In a new study, researchers present a "cautionary tale" about what may go wrong when using the fledgling science of proteomics to devise a diagnostic test for cancer.
In the February 16 issue of the Journal of the National Cancer Institute, researchers from The University of Texas M. D. Anderson Cancer Center detail why an experimental test intended to identify early ovarian cancer from a small sample of blood is unlikely to lead to a reliable clinical test right away.
After conducting repeated checks of the data that supported the test's effectiveness, the researchers say their findings indicate that claims about the experimental protein-based assay are not biologically plausible.
"We view this as a cautionary tale. If you are not careful with this new technology, whose quirks we don't fully understand, you can find results that may be due to something other than biology," says the study's lead author, Keith Baggerly, Ph.D., an associate professor in the Department of Biostatistics & Applied Mathematics.
He adds that this study "illustrates the need for researchers to set standards by which to conduct proteomics research," meaning that protocols involved in these investigations should be common across laboratories so that results from one lab can be verified by others.
"We are moving in that direction," he adds. "The technology being used to develop a variety of proteomic diagnostic tests is getting better and we are getting more reproducible results."
Researchers worldwide are excited about the notion of using protein "barcodes" to identify individual cancers before symptoms appear, but Baggerly and others maintain that the promise of this emerging field of proteomics has not yet been met due to the difficulty in finding complex, reproducible patterns of proteins.
According to Baggerly, that now appears to be the case with the experimental ovarian cancer test at issue, which was first proposed in 2002 by researchers in the journal, Lancet. That study reported dramatic results using mass spectrometry to search for a pattern of proteins in blood. In several sets of blinded samples, the test detected all patients who had ovarian cancer and only misdiagnosed three healthy individuals.

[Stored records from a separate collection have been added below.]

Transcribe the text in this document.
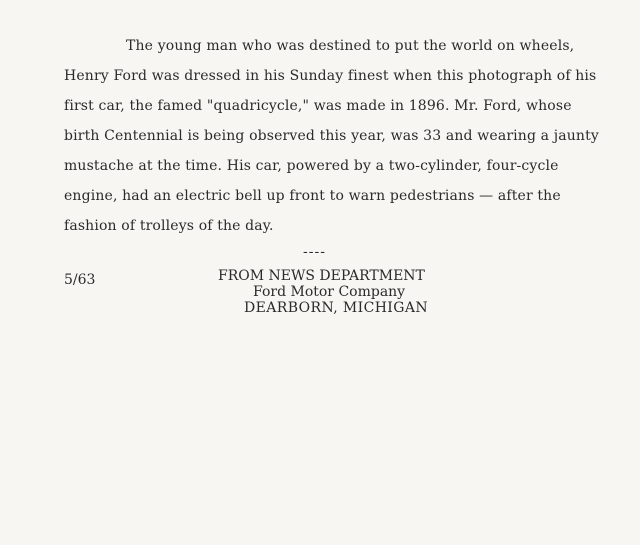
The young man who was destined to put the world on wheels,
Henry Ford was dressed in his Sunday finest when this photograph of his
first car, the famed "quadricycle," was made in 1896. Mr. Ford, whose
birth Centennial is being observed this year, was 33 and wearing a jaunty
mustache at the time. His car, powered by a two-cylinder, four-cycle
engine, had an electric bell up front to warn pedestrians — after the
fashion of trolleys of the day.
----
5/63	FROM NEWS DEPARTMENT
Ford Motor Company
DEARBORN, MICHIGAN
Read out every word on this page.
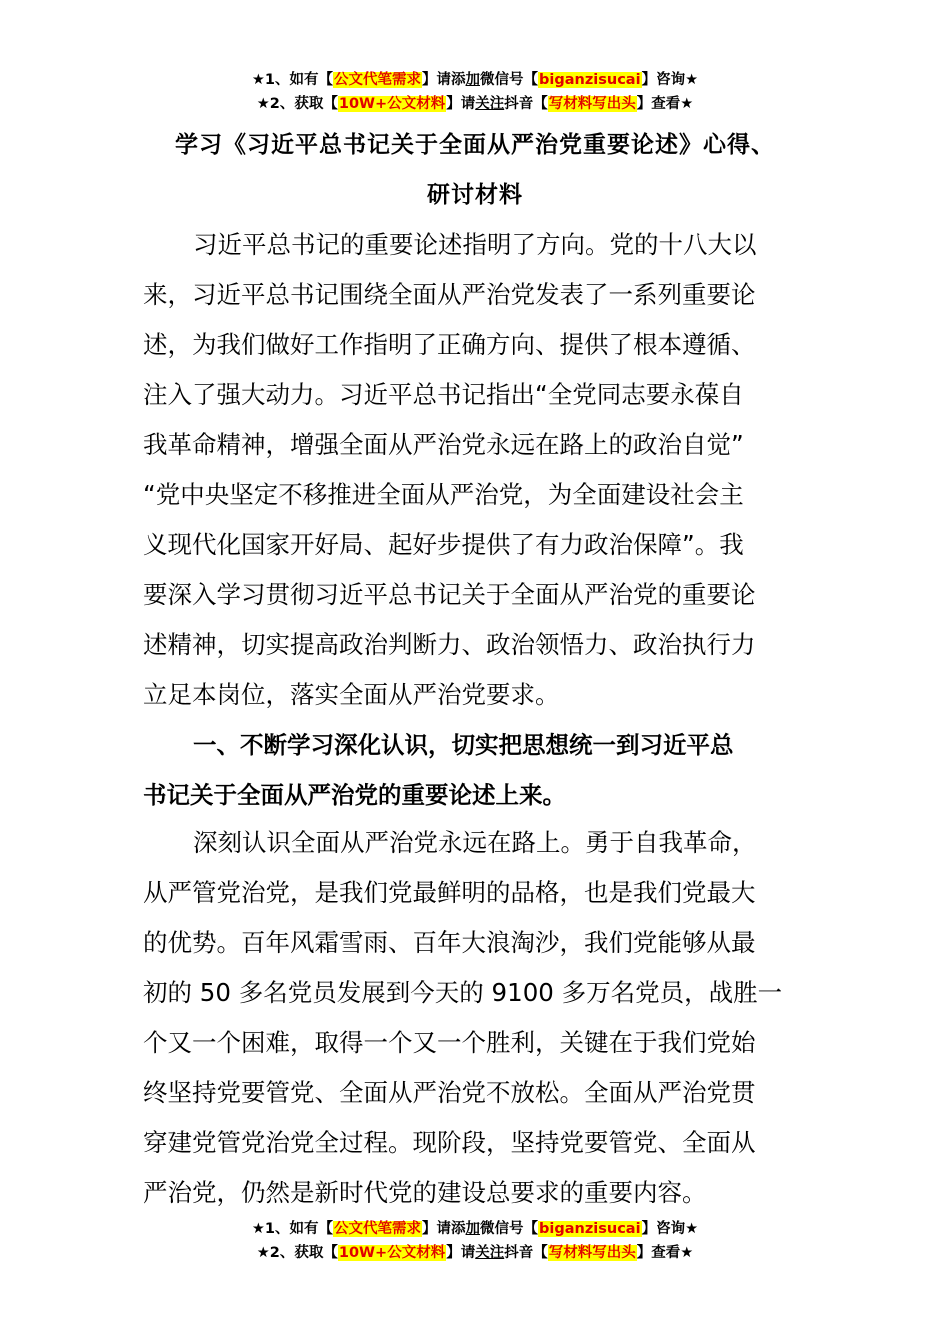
★1、如有【公文代笔需求】请添加微信号【biganzisucai】咨询★
★2、获取【10W+公文材料】请关注抖音【写材料写出头】查看★
学习《习近平总书记关于全面从严治党重要论述》心得、
研讨材料
习近平总书记的重要论述指明了方向。党的十八大以
来，习近平总书记围绕全面从严治党发表了一系列重要论
述，为我们做好工作指明了正确方向、提供了根本遵循、
注入了强大动力。习近平总书记指出“全党同志要永葆自
我革命精神，增强全面从严治党永远在路上的政治自觉”
“党中央坚定不移推进全面从严治党，为全面建设社会主
义现代化国家开好局、起好步提供了有力政治保障”。我
要深入学习贯彻习近平总书记关于全面从严治党的重要论
述精神，切实提高政治判断力、政治领悟力、政治执行力
立足本岗位，落实全面从严治党要求。
一、不断学习深化认识，切实把思想统一到习近平总
书记关于全面从严治党的重要论述上来。
深刻认识全面从严治党永远在路上。勇于自我革命，
从严管党治党，是我们党最鲜明的品格，也是我们党最大
的优势。百年风霜雪雨、百年大浪淘沙，我们党能够从最
初的 50 多名党员发展到今天的 9100 多万名党员，战胜一
个又一个困难，取得一个又一个胜利，关键在于我们党始
终坚持党要管党、全面从严治党不放松。全面从严治党贯
穿建党管党治党全过程。现阶段，坚持党要管党、全面从
严治党，仍然是新时代党的建设总要求的重要内容。
★1、如有【公文代笔需求】请添加微信号【biganzisucai】咨询★
★2、获取【10W+公文材料】请关注抖音【写材料写出头】查看★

But among others who subsequently tested the study's data for reproducibility were Baggerly and his colleagues (Kevin Coombes, Ph.D., and Jeffrey Morris, Ph.D., from M. D. Anderson Cancer Center, and Sarah Edmonson, M.D., from Baylor College of Medicine). They say the issue centers on how the mass spectrometer data were analyzed.
A mass spectrometer is an instrument that can quantitatively measure the concentration of hundreds of proteins from a single sample. In short, it does this by using an electric current to propel ionized proteins toward a detector. The number of ions hitting the detector at each mass-to-charge ratio (also known as m/z ratio) is recorded to produce a protein spectrum. A peak in the graph of the spectrum represents a protein (the identity of which is often unknown).
The goal is to find a pattern of peaks that will distinguish between patients with cancer and those who are cancer-free. The authors of the Lancet study have reported different proteomic patterns in three separate data sets. Researchers at the State University of New York, Stony Brook, reanalyzed the data to look for reproducible patterns. In 2003, they reported finding a single pattern involving 18 peaks (or unidentified proteins) that could diagnose ovarian cancer across two of these data sets.
The M. D. Anderson researchers examined the quality of the data sets and concluded that this systematic protein pattern "is biologically implausible." Baggerly explains that discriminatory peaks appear to be spread across the entire m/z spectrum in the second data set, but "changes in protein expression associated with cancer should affect only a few specific peaks, not the entire spectrum."
Furthermore, the researchers say some of the protein peaks were found in regions of the spectra where, for technical reasons, mass spectrometry cannot be sampling proteins, and thus may be simply representing experimental "noise." Such results may come about from such procedural problems as incomplete randomization of samples, Baggerly says.
The study raises a question that is broader than the effectiveness of the experimental ovarian cancer test, the researchers say. "Are we going to be able to measure what we want to measure?" Baggerly asks. "Given issues in technology and a lack of standards, I think it will be a few years before we can know what works."